Minerva lloraba y su dolor traspasó los muros de la casa donde sus hijos dormían plácidamente: te he dicho que eso es imposible, no creo que pueda olvidar tu ofensa y el abandono de tus hijos, eso dijo Noelio de forma renuente aquella mañana en el jardín, cuando ella pañuelo en mano se arrodilló ante él. El pobre hombre no sabía que hacer, “esa mujer era una diosa”, su diosa y nadie le hacía sentir aquellas cosas tan deliciosas.

¡El qué dirán! ¿Eso importaba algo ante el amor que él sentía? Noelio se debatió por unos instantes que fueron eternos para Minerva ante aquella disyuntiva.

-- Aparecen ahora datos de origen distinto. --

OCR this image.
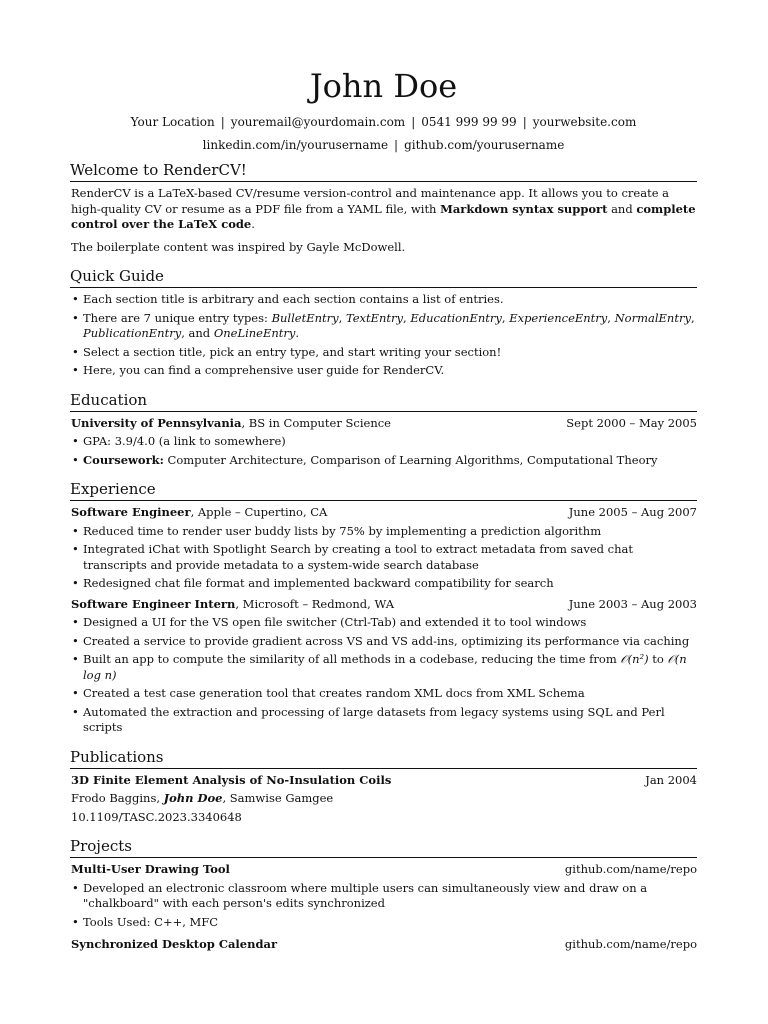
John Doe
Your Location | youremail@yourdomain.com | 0541 999 99 99 | yourwebsite.com
linkedin.com/in/yourusername | github.com/yourusername
Welcome to RenderCV!
RenderCV is a LaTeX-based CV/resume version-control and maintenance app. It allows you to create a high-quality CV or resume as a PDF file from a YAML file, with Markdown syntax support and complete control over the LaTeX code.
The boilerplate content was inspired by Gayle McDowell.
Quick Guide
• Each section title is arbitrary and each section contains a list of entries.
• There are 7 unique entry types: BulletEntry, TextEntry, EducationEntry, ExperienceEntry, NormalEntry, PublicationEntry, and OneLineEntry.
• Select a section title, pick an entry type, and start writing your section!
• Here, you can find a comprehensive user guide for RenderCV.
Education
University of Pennsylvania, BS in Computer Science	Sept 2000 – May 2005
• GPA: 3.9/4.0 (a link to somewhere)
• Coursework: Computer Architecture, Comparison of Learning Algorithms, Computational Theory
Experience
Software Engineer, Apple – Cupertino, CA	June 2005 – Aug 2007
• Reduced time to render user buddy lists by 75% by implementing a prediction algorithm
• Integrated iChat with Spotlight Search by creating a tool to extract metadata from saved chat transcripts and provide metadata to a system-wide search database
• Redesigned chat file format and implemented backward compatibility for search
Software Engineer Intern, Microsoft – Redmond, WA	June 2003 – Aug 2003
• Designed a UI for the VS open file switcher (Ctrl-Tab) and extended it to tool windows
• Created a service to provide gradient across VS and VS add-ins, optimizing its performance via caching
• Built an app to compute the similarity of all methods in a codebase, reducing the time from 𝒪(n²) to 𝒪(n log n)
• Created a test case generation tool that creates random XML docs from XML Schema
• Automated the extraction and processing of large datasets from legacy systems using SQL and Perl scripts
Publications
3D Finite Element Analysis of No-Insulation Coils	Jan 2004
Frodo Baggins, John Doe, Samwise Gamgee
10.1109/TASC.2023.3340648
Projects
Multi-User Drawing Tool	github.com/name/repo
• Developed an electronic classroom where multiple users can simultaneously view and draw on a "chalkboard" with each person's edits synchronized
• Tools Used: C++, MFC
Synchronized Desktop Calendar	github.com/name/repo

Decidió que la vida se vive una sola vez y hay que tratar de ser feliz, si le incomodaban las murmuraciones de los vecinos se mudarían.

Ser feliz era lo más importante, se dijo a sí mismo.

Así que la perdonó y otra vez pasaron por el altar, a sus 29 años Minerva estaba casada por tercera vez con el padre de sus hijos y estrenaba casa nueva en uno de los barrios más lujosos de la capital. Un nuevo comienzo, una nueva vida donde otros no supieran que había pecado.

Pero como de raza le viene al galgo, dos años después Minerva conoció a un entrenador y su corazón no lo soportó, cayó rendida a sus pies.

Dejó a Noelio nuevamente y se casó con Ricardo, él sabía lo que le gustaba y se lo daba así que sería para siempre… o eso pensó ella.

Tres años después la lista de amantes de Minerva no la podía llevar ni doña Soledad, que se las sabía toda porque tenía ojos en todas partes.

A los 32 años y con más salero que nunca, Minerva tenía una vida llena de actividades y tres hijos, los cuales vivían con sus padres pues ella no tenía ni tiempo ni paciencia para los niños.

Cuando sus hermanas le preguntaban por sus amores, solía responder que eso de vivir para un solo hombre era una pérdida de tiempo, “hay tantos hombres para escoger que no es justo tener que quedarse con uno”.

 Y bueno, no había nada qué hacer, en cada familia había una oveja negra, y en esta esa era Minerva.